A great value added is that when paired with headphones Access Glasses can provide a descriptive audio track for moviegoers with impaired vision.
Regal Cinemas, the country’s largest chain of movie houses has begun offering Access Glasses in its Knoxville, Seattle, and Fresno, CA, theaters. Regal, which has over 500 locations in the U.S., plans to have the systems available in all its fully digitized theaters by the first quarter of 2013.
IT HAS TO MAKE SENSE FOR THE THEATERS
No matter how well the various captioning systems work, if they don’t benefit the movie theaters, there will be a constant struggle to keep movies accessible to people with hearing loss.

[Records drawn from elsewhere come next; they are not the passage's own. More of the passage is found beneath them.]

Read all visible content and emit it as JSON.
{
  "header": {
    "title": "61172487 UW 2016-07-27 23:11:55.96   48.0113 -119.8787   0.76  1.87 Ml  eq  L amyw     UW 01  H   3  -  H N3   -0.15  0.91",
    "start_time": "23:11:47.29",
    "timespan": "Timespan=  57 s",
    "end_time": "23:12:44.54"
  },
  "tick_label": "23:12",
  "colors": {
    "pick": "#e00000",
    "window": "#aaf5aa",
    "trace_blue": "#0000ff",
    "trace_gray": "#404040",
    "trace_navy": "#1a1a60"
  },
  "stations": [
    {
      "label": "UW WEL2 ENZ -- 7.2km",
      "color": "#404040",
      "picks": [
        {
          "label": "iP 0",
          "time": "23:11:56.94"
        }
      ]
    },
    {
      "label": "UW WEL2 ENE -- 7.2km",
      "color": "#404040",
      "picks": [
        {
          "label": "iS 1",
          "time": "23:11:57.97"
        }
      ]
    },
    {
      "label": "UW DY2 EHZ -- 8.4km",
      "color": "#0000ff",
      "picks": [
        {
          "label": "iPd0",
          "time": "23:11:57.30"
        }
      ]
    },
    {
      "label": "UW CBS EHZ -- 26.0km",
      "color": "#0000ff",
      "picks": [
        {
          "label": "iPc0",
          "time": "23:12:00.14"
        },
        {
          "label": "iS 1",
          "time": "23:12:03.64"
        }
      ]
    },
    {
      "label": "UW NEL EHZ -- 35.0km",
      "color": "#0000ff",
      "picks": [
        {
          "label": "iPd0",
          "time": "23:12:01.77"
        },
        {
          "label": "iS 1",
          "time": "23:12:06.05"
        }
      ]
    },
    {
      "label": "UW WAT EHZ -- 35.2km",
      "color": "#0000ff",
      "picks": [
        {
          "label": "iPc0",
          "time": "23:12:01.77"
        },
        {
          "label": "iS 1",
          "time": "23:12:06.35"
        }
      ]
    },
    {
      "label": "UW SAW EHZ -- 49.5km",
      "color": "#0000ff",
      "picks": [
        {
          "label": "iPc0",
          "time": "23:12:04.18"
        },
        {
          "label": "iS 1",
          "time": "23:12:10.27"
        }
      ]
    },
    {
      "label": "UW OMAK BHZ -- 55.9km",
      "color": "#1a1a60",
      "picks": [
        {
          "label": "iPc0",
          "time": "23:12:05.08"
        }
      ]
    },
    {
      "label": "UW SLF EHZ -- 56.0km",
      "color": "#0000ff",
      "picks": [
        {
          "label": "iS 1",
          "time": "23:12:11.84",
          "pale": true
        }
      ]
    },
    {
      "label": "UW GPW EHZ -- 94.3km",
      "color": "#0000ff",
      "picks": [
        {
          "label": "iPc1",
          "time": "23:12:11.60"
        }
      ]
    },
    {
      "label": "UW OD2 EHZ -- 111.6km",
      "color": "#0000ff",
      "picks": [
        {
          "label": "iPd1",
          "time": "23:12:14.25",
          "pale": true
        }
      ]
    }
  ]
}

That’s why it’s important for all of us who are in contact with hard-of-hearing people to increase awareness of the availability of accessible theaters. If too few people take advantage of the systems, they won’t generate enough additional revenue to cover their costs to the theaters.
Advocacy groups, such as the Hearing Loss Association of America with its nationwide network of local chapters, already publicize facilities that are accessible to the hard-of-hearing in their community. So should audiologists, hearing instrument specialist, and anyone else who sees a lot of people with hearing problems. The theaters should also to make sure to include a phrase or logo in their marketing to alert the public to the availability of captioning.
Finally, those who have given up on going to the movies because of their hearing loss should give one of these systems a try. If not enough people do, I fear that the old shibboleth “Use it or lose it” will be proven true.